Algo se teje entre la incomodidad de la víctima por reclamar resarcimiento económico y la ceguera de quienes aplican la ley. Como si ponerle un monto a todo lo que se ha perdido a razón del sometimiento y las privaciones del agresor, convirtiese a la dañada en arribista, y entonces, poco fiable, sospechosa, no tan víctima. Otra vez la injusticia epistémica del lado de la justicia.

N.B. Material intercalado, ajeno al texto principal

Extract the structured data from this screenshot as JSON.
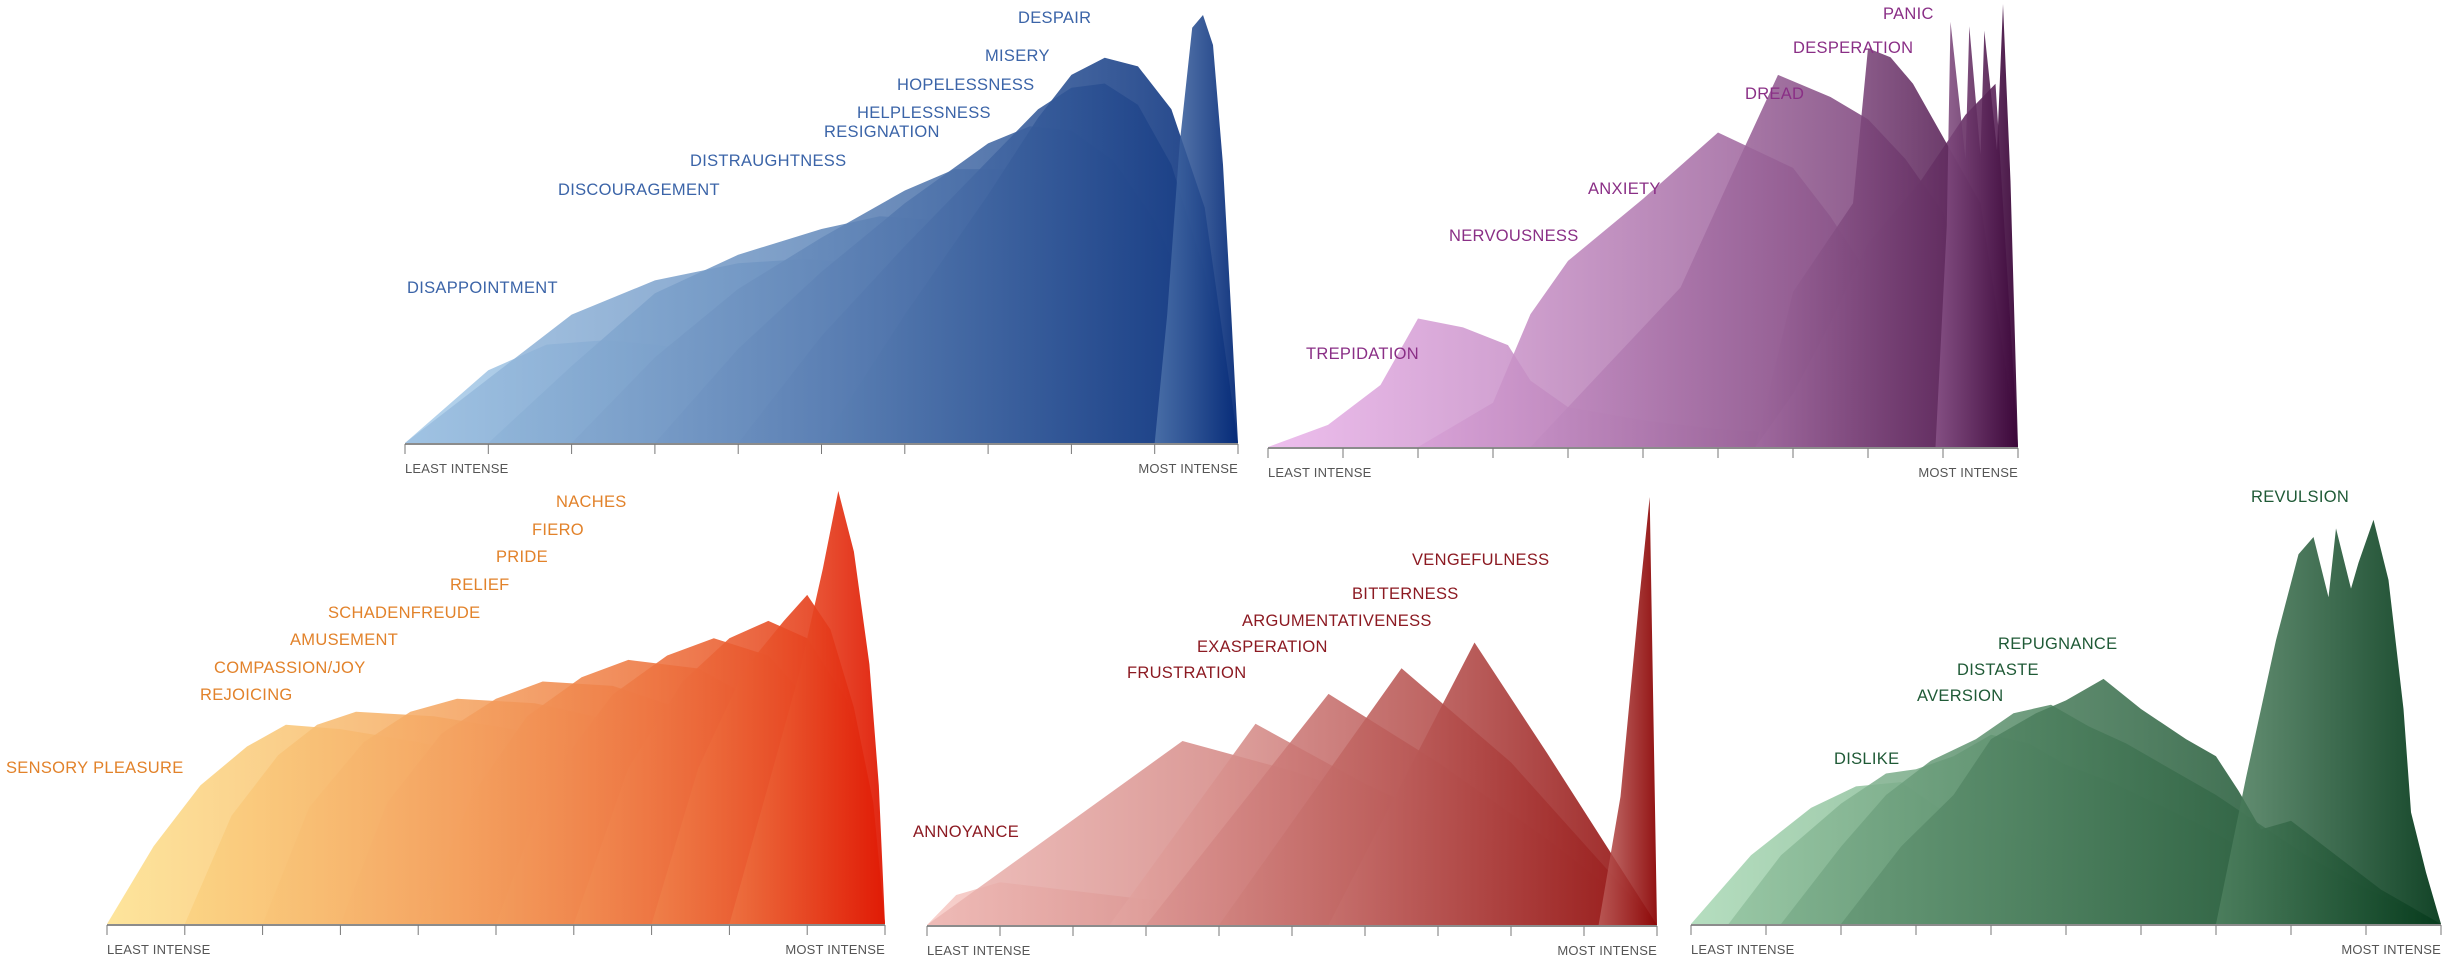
{
  "chart_data": [
    {
      "type": "area",
      "key": "sadness",
      "colors": [
        "#a9cdea",
        "#062b78"
      ],
      "label_color": "#3b64a8",
      "axis_start": "LEAST INTENSE",
      "axis_end": "MOST INTENSE",
      "x_range": [
        0,
        10
      ],
      "y_range": [
        0,
        10
      ],
      "series": [
        {
          "name": "DISAPPOINTMENT",
          "x": [
            0.0,
            1.0,
            1.7,
            2.4,
            3.0,
            4.0,
            5.0,
            6.0,
            7.0,
            8.0,
            9.0,
            10.0
          ],
          "y": [
            0.0,
            1.7,
            2.3,
            2.4,
            2.3,
            2.0,
            1.7,
            1.3,
            0.9,
            0.6,
            0.3,
            0.0
          ]
        },
        {
          "name": "DISCOURAGEMENT",
          "x": [
            0.0,
            1.0,
            2.0,
            3.0,
            4.0,
            4.8,
            5.5,
            6.5,
            7.5,
            8.5,
            9.3,
            10.0
          ],
          "y": [
            0.0,
            1.5,
            3.0,
            3.8,
            4.2,
            4.3,
            4.2,
            3.6,
            2.8,
            1.8,
            0.9,
            0.0
          ]
        },
        {
          "name": "DISTRAUGHTNESS",
          "x": [
            1.0,
            2.0,
            3.0,
            4.0,
            5.0,
            5.7,
            6.4,
            7.2,
            8.0,
            8.8,
            9.5,
            10.0
          ],
          "y": [
            0.0,
            1.8,
            3.5,
            4.4,
            5.0,
            5.3,
            5.2,
            4.6,
            3.8,
            2.6,
            1.3,
            0.0
          ]
        },
        {
          "name": "RESIGNATION",
          "x": [
            2.0,
            3.0,
            4.0,
            5.0,
            6.0,
            6.6,
            7.2,
            7.8,
            8.5,
            9.1,
            9.6,
            10.0
          ],
          "y": [
            0.0,
            2.0,
            3.6,
            4.8,
            5.9,
            6.4,
            6.4,
            5.9,
            4.9,
            3.5,
            1.8,
            0.0
          ]
        },
        {
          "name": "HELPLESSNESS",
          "x": [
            3.0,
            4.0,
            5.0,
            6.0,
            7.0,
            7.5,
            8.0,
            8.5,
            9.0,
            9.5,
            10.0
          ],
          "y": [
            0.0,
            2.2,
            4.0,
            5.6,
            7.0,
            7.4,
            7.3,
            6.6,
            5.2,
            3.0,
            0.0
          ]
        },
        {
          "name": "HOPELESSNESS",
          "x": [
            4.0,
            5.0,
            6.0,
            7.0,
            7.6,
            8.0,
            8.4,
            8.8,
            9.2,
            9.6,
            10.0
          ],
          "y": [
            0.0,
            2.5,
            4.6,
            6.6,
            7.8,
            8.3,
            8.4,
            7.9,
            6.5,
            4.0,
            0.0
          ]
        },
        {
          "name": "MISERY",
          "x": [
            5.0,
            6.0,
            7.0,
            7.6,
            8.0,
            8.4,
            8.8,
            9.2,
            9.6,
            10.0
          ],
          "y": [
            0.0,
            3.0,
            5.8,
            7.6,
            8.6,
            9.0,
            8.8,
            7.8,
            5.5,
            0.0
          ]
        },
        {
          "name": "DESPAIR",
          "x": [
            9.0,
            9.15,
            9.3,
            9.45,
            9.58,
            9.7,
            9.82,
            9.92,
            10.0
          ],
          "y": [
            0.0,
            3.0,
            7.0,
            9.7,
            10.0,
            9.3,
            6.5,
            3.0,
            0.0
          ]
        }
      ]
    },
    {
      "type": "area",
      "key": "fear",
      "colors": [
        "#eab3ea",
        "#3a0638"
      ],
      "label_color": "#8a2f86",
      "axis_start": "LEAST INTENSE",
      "axis_end": "MOST INTENSE",
      "x_range": [
        0,
        10
      ],
      "y_range": [
        0,
        10
      ],
      "series": [
        {
          "name": "TREPIDATION",
          "x": [
            0.0,
            0.8,
            1.5,
            2.0,
            2.6,
            3.2,
            3.5,
            4.0,
            5.0,
            6.0,
            7.0,
            8.0,
            9.0,
            10.0
          ],
          "y": [
            0.0,
            0.5,
            1.4,
            2.9,
            2.7,
            2.3,
            1.5,
            0.9,
            0.6,
            0.4,
            0.3,
            0.2,
            0.1,
            0.0
          ]
        },
        {
          "name": "NERVOUSNESS",
          "x": [
            2.0,
            3.0,
            3.5,
            4.0,
            5.0,
            6.0,
            7.0,
            7.5,
            8.0,
            8.5,
            9.0,
            10.0
          ],
          "y": [
            0.0,
            1.0,
            3.0,
            4.2,
            5.6,
            7.1,
            6.3,
            5.2,
            3.9,
            2.5,
            1.3,
            0.0
          ]
        },
        {
          "name": "ANXIETY",
          "x": [
            3.5,
            4.5,
            5.5,
            6.2,
            6.8,
            7.5,
            8.0,
            8.5,
            9.0,
            10.0
          ],
          "y": [
            0.0,
            1.8,
            3.6,
            6.2,
            8.4,
            7.9,
            7.4,
            6.5,
            5.3,
            0.0
          ]
        },
        {
          "name": "DREAD",
          "x": [
            6.5,
            7.0,
            7.5,
            8.0,
            8.7,
            9.3,
            9.7,
            10.0
          ],
          "y": [
            0.0,
            1.2,
            2.8,
            4.6,
            6.0,
            7.5,
            8.2,
            0.0
          ]
        },
        {
          "name": "DESPERATION",
          "x": [
            6.5,
            7.0,
            7.8,
            8.0,
            8.3,
            8.6,
            8.9,
            9.2,
            9.5,
            10.0
          ],
          "y": [
            0.0,
            3.5,
            5.5,
            9.0,
            8.8,
            8.2,
            7.3,
            6.4,
            5.5,
            0.0
          ]
        },
        {
          "name": "PANIC",
          "x": [
            8.9,
            9.05,
            9.1,
            9.3,
            9.35,
            9.5,
            9.55,
            9.72,
            9.8,
            9.9,
            10.0
          ],
          "y": [
            0.0,
            5.0,
            9.6,
            6.5,
            9.5,
            6.6,
            9.4,
            6.7,
            10.0,
            6.0,
            0.0
          ]
        }
      ]
    },
    {
      "type": "area",
      "key": "enjoyment",
      "colors": [
        "#fde08a",
        "#e01a05"
      ],
      "label_color": "#e2822a",
      "axis_start": "LEAST INTENSE",
      "axis_end": "MOST INTENSE",
      "x_range": [
        0,
        10
      ],
      "y_range": [
        0,
        10
      ],
      "series": [
        {
          "name": "SENSORY PLEASURE",
          "x": [
            0.0,
            0.6,
            1.2,
            1.8,
            2.3,
            3.0,
            4.0,
            5.0,
            6.0,
            7.0,
            8.0,
            9.0,
            9.6,
            10.0
          ],
          "y": [
            0.0,
            1.8,
            3.2,
            4.1,
            4.6,
            4.5,
            4.2,
            3.8,
            3.3,
            2.7,
            2.0,
            1.2,
            0.6,
            0.0
          ]
        },
        {
          "name": "REJOICING",
          "x": [
            1.0,
            1.6,
            2.2,
            2.7,
            3.2,
            4.2,
            5.2,
            6.2,
            7.2,
            8.2,
            9.0,
            9.6,
            10.0
          ],
          "y": [
            0.0,
            2.5,
            3.9,
            4.6,
            4.9,
            4.8,
            4.5,
            4.0,
            3.4,
            2.6,
            1.8,
            0.9,
            0.0
          ]
        },
        {
          "name": "COMPASSION/JOY",
          "x": [
            2.0,
            2.6,
            3.3,
            3.9,
            4.5,
            5.5,
            6.5,
            7.5,
            8.5,
            9.2,
            9.7,
            10.0
          ],
          "y": [
            0.0,
            2.7,
            4.2,
            4.9,
            5.2,
            5.1,
            4.7,
            4.0,
            3.0,
            2.0,
            1.0,
            0.0
          ]
        },
        {
          "name": "AMUSEMENT",
          "x": [
            3.0,
            3.6,
            4.3,
            5.0,
            5.6,
            6.5,
            7.5,
            8.5,
            9.2,
            9.7,
            10.0
          ],
          "y": [
            0.0,
            2.8,
            4.4,
            5.2,
            5.6,
            5.5,
            4.9,
            3.9,
            2.7,
            1.4,
            0.0
          ]
        },
        {
          "name": "SCHADENFREUDE",
          "x": [
            4.0,
            4.7,
            5.4,
            6.1,
            6.7,
            7.6,
            8.5,
            9.2,
            9.7,
            10.0
          ],
          "y": [
            0.0,
            3.0,
            4.8,
            5.7,
            6.1,
            5.9,
            5.0,
            3.6,
            2.0,
            0.0
          ]
        },
        {
          "name": "RELIEF",
          "x": [
            5.0,
            5.7,
            6.5,
            7.2,
            7.8,
            8.5,
            9.2,
            9.7,
            10.0
          ],
          "y": [
            0.0,
            3.4,
            5.3,
            6.2,
            6.6,
            6.2,
            4.8,
            2.6,
            0.0
          ]
        },
        {
          "name": "PRIDE",
          "x": [
            6.0,
            6.7,
            7.4,
            8.0,
            8.5,
            9.0,
            9.5,
            9.8,
            10.0
          ],
          "y": [
            0.0,
            3.6,
            5.6,
            6.6,
            7.0,
            6.6,
            5.2,
            3.2,
            0.0
          ]
        },
        {
          "name": "FIERO",
          "x": [
            7.0,
            7.6,
            8.2,
            8.7,
            9.0,
            9.3,
            9.6,
            9.85,
            10.0
          ],
          "y": [
            0.0,
            3.6,
            5.9,
            7.0,
            7.6,
            6.8,
            5.0,
            2.8,
            0.0
          ]
        },
        {
          "name": "NACHES",
          "x": [
            8.0,
            8.5,
            8.9,
            9.2,
            9.4,
            9.6,
            9.8,
            9.92,
            10.0
          ],
          "y": [
            0.0,
            3.2,
            5.8,
            8.2,
            10.0,
            8.6,
            6.0,
            3.2,
            0.0
          ]
        }
      ]
    },
    {
      "type": "area",
      "key": "anger",
      "colors": [
        "#f7c9c4",
        "#8c0606"
      ],
      "label_color": "#8c1a22",
      "axis_start": "LEAST INTENSE",
      "axis_end": "MOST INTENSE",
      "x_range": [
        0,
        10
      ],
      "y_range": [
        0,
        10
      ],
      "series": [
        {
          "name": "ANNOYANCE",
          "x": [
            0.0,
            0.4,
            1.0,
            2.0,
            3.0,
            4.0,
            5.0,
            6.0,
            7.0,
            8.0,
            9.0,
            10.0
          ],
          "y": [
            0.0,
            0.7,
            1.0,
            0.8,
            0.6,
            0.5,
            0.4,
            0.3,
            0.2,
            0.1,
            0.05,
            0.0
          ]
        },
        {
          "name": "FRUSTRATION",
          "x": [
            0.0,
            3.5,
            5.0,
            6.5,
            8.0,
            10.0
          ],
          "y": [
            0.0,
            4.3,
            3.6,
            2.7,
            1.8,
            0.0
          ]
        },
        {
          "name": "EXASPERATION",
          "x": [
            2.5,
            4.5,
            6.0,
            7.5,
            10.0
          ],
          "y": [
            0.0,
            4.7,
            3.3,
            2.1,
            0.0
          ]
        },
        {
          "name": "ARGUMENTATIVENESS",
          "x": [
            3.0,
            5.5,
            7.0,
            8.5,
            10.0
          ],
          "y": [
            0.0,
            5.4,
            3.8,
            2.0,
            0.0
          ]
        },
        {
          "name": "BITTERNESS",
          "x": [
            4.0,
            6.5,
            8.0,
            10.0
          ],
          "y": [
            0.0,
            6.0,
            3.8,
            0.0
          ]
        },
        {
          "name": "VENGEFULNESS",
          "x": [
            5.5,
            7.5,
            8.5,
            10.0
          ],
          "y": [
            0.0,
            6.6,
            4.0,
            0.0
          ]
        },
        {
          "name": "",
          "x": [
            9.2,
            9.5,
            9.75,
            9.9,
            10.0
          ],
          "y": [
            0.0,
            3.0,
            7.5,
            10.0,
            0.0
          ]
        }
      ]
    },
    {
      "type": "area",
      "key": "disgust",
      "colors": [
        "#a8d8b4",
        "#063a1c"
      ],
      "label_color": "#1f5a36",
      "axis_start": "LEAST INTENSE",
      "axis_end": "MOST INTENSE",
      "x_range": [
        0,
        10
      ],
      "y_range": [
        0,
        10
      ],
      "series": [
        {
          "name": "DISLIKE",
          "x": [
            0.0,
            0.8,
            1.6,
            2.2,
            2.8,
            3.3,
            3.8,
            4.4,
            5.0,
            5.6,
            6.2,
            6.8,
            7.4,
            8.0,
            8.6,
            9.2,
            10.0
          ],
          "y": [
            0.0,
            1.6,
            2.7,
            3.2,
            3.3,
            2.7,
            2.3,
            2.0,
            1.7,
            1.5,
            1.3,
            1.1,
            0.9,
            0.7,
            0.5,
            0.3,
            0.0
          ]
        },
        {
          "name": "AVERSION",
          "x": [
            0.5,
            1.2,
            2.0,
            2.6,
            3.0,
            3.5,
            4.0,
            4.5,
            5.0,
            5.6,
            6.2,
            6.8,
            7.4,
            8.0,
            8.8,
            10.0
          ],
          "y": [
            0.0,
            1.6,
            2.8,
            3.5,
            3.6,
            3.9,
            4.4,
            4.2,
            3.7,
            3.3,
            2.8,
            2.3,
            1.7,
            1.1,
            0.6,
            0.0
          ]
        },
        {
          "name": "DISTASTE",
          "x": [
            1.2,
            2.0,
            2.6,
            3.2,
            3.8,
            4.3,
            4.8,
            5.3,
            5.8,
            6.4,
            7.0,
            7.6,
            8.2,
            8.8,
            9.4,
            10.0
          ],
          "y": [
            0.0,
            1.8,
            3.0,
            3.8,
            4.3,
            4.9,
            5.1,
            4.6,
            4.2,
            3.6,
            3.0,
            2.3,
            1.6,
            1.0,
            0.5,
            0.0
          ]
        },
        {
          "name": "REPUGNANCE",
          "x": [
            2.0,
            2.8,
            3.5,
            4.0,
            4.6,
            5.0,
            5.5,
            6.0,
            6.6,
            7.0,
            7.3,
            7.6,
            8.0,
            8.6,
            9.2,
            10.0
          ],
          "y": [
            0.0,
            1.8,
            3.0,
            4.3,
            4.9,
            5.2,
            5.7,
            5.0,
            4.3,
            3.9,
            3.1,
            2.2,
            2.4,
            1.6,
            0.8,
            0.0
          ]
        },
        {
          "name": "REVULSION",
          "x": [
            7.0,
            7.4,
            7.8,
            8.1,
            8.3,
            8.5,
            8.6,
            8.8,
            8.9,
            9.1,
            9.3,
            9.5,
            9.6,
            9.8,
            10.0
          ],
          "y": [
            0.0,
            3.4,
            6.6,
            8.6,
            9.0,
            7.6,
            9.2,
            7.8,
            8.4,
            9.4,
            8.0,
            5.0,
            2.6,
            1.2,
            0.0
          ]
        }
      ]
    }
  ]
}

Prandi hilvana su relato a partir de una premisa, pone el peso en la reiteración del trauma que se instala en la necesidad de brindar su testimonio ante la agencia judicial. “Pasarla una y otra vez es repulsivo, tener que vivir todo esto cinco años después no se lo deseo a nadie”; desde allí, cuenta innumerables recortes a su circulación, mermas en su condición laboral, pérdida de bienes y de chances, gastos innecesarios, su patrimonio económico y simbólico se desmorona por aquello que el Tribunal considera probado, pero la reparación se resuelve, únicamente, en la condena de prisión.
Ahí es donde lo ejemplar se vuelve difuso y frágil.
Un derecho con perspectiva de género no es aquél que se limita a enviar a la gente a la cárcel.
Es necesario que la agenda feminista asuma seriamente esta discusión. Es preciso que las mujeres dejen de sentir vergüenza por reclamar dinero. Es urgente que la víctima pueda narrar su versión sin fisurar su singularidad, sin ataduras. Se es víctima, no heroína.